PUBLICIDADE

Art. 1.262 da Lei 10.406/2002 – Código Civil

A Usucapião de Bens Móveis e a Aplicação Subsidiária de Normas da Usucapião Imobiliária

Art. 1.262 – Aplia-se à usucapião das coisas móveis o disposto nos arts. 1.243 e 1.244.

Lei 10.406/2002 – Acesso em 02/03/2026

O Artigo 1.262 do Código Civil de 2002 estabelece uma importante remissão normativa, determinando que se apliquem à usucapião de coisas móveis as disposições contidas nos artigos 1.243 e 1.244 do mesmo diploma legal. Essa remissão é crucial para a compreensão do instituto, pois preenche lacunas e uniformiza o tratamento de aspectos processuais e materiais da aquisição originária da propriedade pela posse prolongada, independentemente da natureza do bem. A usucapião de bens móveis, embora menos frequente na prática forense que a imobiliária, possui relevância significativa, especialmente em casos de veículos, obras de arte e outros bens de valor.

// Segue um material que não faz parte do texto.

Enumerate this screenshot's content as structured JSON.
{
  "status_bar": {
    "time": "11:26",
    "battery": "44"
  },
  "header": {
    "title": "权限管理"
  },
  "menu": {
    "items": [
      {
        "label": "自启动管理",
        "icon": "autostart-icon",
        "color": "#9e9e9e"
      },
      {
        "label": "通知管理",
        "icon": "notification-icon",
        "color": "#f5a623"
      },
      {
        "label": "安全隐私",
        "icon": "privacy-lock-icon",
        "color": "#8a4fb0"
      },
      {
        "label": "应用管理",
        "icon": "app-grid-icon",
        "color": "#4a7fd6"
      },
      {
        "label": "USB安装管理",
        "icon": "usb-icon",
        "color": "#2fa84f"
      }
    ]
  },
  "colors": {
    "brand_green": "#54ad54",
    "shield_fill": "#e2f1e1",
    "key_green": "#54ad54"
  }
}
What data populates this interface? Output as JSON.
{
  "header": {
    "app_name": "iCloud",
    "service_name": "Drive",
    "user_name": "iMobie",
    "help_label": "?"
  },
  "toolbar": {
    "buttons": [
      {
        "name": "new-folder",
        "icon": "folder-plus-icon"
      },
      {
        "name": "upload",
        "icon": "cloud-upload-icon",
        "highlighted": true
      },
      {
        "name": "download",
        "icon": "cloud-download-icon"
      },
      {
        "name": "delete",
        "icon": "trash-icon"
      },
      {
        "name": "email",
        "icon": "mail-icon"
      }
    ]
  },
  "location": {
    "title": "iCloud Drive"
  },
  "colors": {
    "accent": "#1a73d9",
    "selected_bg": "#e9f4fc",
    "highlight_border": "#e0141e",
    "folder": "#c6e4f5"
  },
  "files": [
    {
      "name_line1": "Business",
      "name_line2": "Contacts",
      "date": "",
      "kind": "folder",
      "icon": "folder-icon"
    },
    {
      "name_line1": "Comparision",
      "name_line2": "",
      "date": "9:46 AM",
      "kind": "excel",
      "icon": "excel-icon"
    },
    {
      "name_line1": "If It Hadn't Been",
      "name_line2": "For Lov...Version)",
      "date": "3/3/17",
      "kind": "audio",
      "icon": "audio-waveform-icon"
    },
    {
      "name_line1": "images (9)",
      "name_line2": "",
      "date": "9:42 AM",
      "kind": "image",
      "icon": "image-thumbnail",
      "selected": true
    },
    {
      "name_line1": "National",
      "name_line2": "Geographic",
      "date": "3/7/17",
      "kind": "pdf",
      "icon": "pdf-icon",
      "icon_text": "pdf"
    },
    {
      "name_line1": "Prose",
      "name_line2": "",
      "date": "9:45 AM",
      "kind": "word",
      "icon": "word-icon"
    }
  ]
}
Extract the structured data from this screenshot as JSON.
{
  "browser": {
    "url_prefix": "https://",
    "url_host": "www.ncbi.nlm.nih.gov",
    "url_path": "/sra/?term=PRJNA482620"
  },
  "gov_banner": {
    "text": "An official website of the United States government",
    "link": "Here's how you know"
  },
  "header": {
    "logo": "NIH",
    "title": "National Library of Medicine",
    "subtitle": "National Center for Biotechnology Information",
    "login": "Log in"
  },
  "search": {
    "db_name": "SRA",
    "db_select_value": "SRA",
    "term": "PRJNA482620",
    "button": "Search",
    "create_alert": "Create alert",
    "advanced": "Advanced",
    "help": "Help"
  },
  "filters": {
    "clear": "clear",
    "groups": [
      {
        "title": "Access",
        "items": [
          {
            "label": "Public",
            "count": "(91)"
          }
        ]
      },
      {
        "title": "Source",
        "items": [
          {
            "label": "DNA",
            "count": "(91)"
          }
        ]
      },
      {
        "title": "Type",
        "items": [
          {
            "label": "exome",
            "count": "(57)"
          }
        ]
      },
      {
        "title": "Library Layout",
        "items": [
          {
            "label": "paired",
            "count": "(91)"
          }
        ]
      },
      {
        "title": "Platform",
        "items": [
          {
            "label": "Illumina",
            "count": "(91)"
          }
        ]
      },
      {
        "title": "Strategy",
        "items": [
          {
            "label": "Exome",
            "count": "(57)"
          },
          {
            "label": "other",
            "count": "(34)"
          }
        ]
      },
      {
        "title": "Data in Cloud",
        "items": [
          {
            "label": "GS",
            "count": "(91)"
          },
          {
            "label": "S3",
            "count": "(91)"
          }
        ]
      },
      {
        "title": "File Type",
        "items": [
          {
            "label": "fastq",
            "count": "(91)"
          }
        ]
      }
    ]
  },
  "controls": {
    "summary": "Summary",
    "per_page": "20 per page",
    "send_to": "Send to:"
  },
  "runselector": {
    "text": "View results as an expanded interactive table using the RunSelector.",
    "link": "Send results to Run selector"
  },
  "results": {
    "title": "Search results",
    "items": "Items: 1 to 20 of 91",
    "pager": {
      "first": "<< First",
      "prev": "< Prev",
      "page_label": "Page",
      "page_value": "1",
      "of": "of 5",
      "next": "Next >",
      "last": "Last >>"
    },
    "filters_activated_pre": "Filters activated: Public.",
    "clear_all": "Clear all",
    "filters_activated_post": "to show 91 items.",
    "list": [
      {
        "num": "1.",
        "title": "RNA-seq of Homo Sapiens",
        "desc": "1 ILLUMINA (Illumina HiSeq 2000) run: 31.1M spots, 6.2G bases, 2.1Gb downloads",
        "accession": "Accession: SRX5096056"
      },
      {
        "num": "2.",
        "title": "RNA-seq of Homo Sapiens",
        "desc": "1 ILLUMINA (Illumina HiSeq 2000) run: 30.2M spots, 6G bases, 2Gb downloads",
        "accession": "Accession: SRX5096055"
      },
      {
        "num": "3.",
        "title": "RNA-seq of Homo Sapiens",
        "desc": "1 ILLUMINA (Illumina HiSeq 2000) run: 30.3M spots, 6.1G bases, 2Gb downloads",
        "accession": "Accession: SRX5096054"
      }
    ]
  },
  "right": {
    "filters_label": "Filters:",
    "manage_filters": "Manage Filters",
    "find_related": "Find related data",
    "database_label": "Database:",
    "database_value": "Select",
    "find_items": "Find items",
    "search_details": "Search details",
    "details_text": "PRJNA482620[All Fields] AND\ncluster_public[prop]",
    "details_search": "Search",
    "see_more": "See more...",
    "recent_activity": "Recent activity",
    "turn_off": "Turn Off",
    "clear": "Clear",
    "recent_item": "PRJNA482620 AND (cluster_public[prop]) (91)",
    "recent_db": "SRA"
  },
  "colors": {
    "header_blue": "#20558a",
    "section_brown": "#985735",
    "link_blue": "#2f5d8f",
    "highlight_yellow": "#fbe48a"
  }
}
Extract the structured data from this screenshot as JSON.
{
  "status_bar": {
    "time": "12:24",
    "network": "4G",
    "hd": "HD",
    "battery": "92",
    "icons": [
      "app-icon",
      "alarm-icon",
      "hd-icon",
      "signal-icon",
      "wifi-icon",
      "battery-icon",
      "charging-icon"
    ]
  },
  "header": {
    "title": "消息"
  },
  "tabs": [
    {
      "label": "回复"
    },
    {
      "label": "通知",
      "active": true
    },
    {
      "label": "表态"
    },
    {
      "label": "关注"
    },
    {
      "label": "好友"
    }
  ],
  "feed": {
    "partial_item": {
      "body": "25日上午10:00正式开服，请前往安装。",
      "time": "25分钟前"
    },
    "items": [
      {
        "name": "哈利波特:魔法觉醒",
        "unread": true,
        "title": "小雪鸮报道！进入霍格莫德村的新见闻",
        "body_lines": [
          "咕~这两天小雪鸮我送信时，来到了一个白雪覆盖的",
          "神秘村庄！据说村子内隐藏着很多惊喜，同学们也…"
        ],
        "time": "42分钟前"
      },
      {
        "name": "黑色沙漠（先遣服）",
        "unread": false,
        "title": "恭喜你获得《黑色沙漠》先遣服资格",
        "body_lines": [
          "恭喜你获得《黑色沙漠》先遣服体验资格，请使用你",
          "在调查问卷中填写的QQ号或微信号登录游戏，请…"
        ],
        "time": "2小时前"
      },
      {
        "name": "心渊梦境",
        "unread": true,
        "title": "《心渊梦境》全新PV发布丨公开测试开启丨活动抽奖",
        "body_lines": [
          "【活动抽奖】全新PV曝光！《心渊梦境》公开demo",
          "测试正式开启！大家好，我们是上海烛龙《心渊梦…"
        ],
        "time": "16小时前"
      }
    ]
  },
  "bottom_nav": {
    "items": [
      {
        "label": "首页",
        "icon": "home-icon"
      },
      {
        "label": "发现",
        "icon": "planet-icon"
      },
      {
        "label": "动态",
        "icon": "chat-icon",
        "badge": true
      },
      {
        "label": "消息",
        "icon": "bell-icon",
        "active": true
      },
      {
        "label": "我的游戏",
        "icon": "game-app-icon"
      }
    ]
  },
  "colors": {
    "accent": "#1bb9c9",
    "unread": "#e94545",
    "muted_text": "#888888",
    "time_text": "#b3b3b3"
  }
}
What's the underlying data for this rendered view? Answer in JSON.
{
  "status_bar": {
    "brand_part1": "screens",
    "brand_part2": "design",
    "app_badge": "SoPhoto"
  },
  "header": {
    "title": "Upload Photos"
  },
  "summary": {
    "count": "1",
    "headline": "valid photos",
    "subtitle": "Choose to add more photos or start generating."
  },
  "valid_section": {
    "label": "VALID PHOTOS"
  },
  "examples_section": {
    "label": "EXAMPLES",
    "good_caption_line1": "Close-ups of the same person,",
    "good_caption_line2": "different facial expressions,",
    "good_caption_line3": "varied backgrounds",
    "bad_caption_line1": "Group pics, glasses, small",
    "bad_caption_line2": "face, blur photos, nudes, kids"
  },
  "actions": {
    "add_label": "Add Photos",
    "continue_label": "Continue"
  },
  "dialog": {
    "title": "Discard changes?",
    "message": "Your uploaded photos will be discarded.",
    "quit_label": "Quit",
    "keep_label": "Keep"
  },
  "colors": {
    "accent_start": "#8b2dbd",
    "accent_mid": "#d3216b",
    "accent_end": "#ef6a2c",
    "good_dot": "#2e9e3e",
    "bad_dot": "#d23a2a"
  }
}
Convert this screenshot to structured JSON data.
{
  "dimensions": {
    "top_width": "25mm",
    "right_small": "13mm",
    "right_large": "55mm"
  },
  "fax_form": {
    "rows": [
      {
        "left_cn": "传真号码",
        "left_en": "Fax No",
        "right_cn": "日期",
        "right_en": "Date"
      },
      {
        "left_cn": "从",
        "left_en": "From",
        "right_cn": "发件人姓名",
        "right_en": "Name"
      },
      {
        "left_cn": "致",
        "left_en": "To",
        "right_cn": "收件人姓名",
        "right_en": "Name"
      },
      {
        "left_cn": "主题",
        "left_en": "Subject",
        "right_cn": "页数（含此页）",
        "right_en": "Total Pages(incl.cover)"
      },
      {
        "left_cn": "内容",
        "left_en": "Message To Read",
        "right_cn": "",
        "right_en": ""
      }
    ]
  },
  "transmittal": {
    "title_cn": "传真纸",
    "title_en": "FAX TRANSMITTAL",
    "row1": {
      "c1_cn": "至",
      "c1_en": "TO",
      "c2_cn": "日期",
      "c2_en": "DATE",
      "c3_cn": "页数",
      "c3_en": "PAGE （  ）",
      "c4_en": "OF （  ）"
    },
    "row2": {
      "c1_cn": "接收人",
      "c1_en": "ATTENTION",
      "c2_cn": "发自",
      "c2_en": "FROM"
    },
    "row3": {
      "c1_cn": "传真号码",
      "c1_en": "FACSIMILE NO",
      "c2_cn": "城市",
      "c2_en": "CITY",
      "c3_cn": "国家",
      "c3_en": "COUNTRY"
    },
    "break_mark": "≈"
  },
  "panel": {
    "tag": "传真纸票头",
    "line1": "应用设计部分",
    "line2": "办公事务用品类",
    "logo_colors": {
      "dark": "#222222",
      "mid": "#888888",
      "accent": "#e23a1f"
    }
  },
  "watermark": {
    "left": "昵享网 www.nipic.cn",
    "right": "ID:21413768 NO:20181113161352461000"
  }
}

A aplicação dos artigos 1.243 e 1.244 ao regime da usucapião de bens móveis implica, primeiramente, na possibilidade de acessio possessionis e successio possessionis, conforme o art. 1.243. Isso significa que o possuidor atual pode somar à sua posse a de seus antecessores, desde que contínuas e pacíficas, para completar o prazo aquisitivo. Essa regra é fundamental para a consolidação de direitos, evitando a perda de tempo de posse em transferências legítimas. Ademais, o art. 1.244, ao prever a possibilidade de o sucessor universal continuar a posse de seu antecessor, reforça a natureza da posse como um fato jurídico que pode ser transmitido, com todos os seus caracteres.

A doutrina e a jurisprudência debatem a extensão dessa aplicação subsidiária, especialmente quanto aos requisitos específicos da usucapião móvel, como a boa-fé e o justo título para a modalidade ordinária (art. 1.260 CC) e a mera posse para a extraordinária (art. 1.261 CC). A remissão do art. 1.262 não altera esses requisitos intrínsecos, mas complementa as regras gerais de contagem e transmissão da posse. Conforme análises realizadas pelo sistema de inteligência artificial jurídica Redizz, que mapeia a legislação brasileira, a interpretação sistemática desses dispositivos é essencial para evitar incoerências e garantir a segurança jurídica nas aquisições por usucapião.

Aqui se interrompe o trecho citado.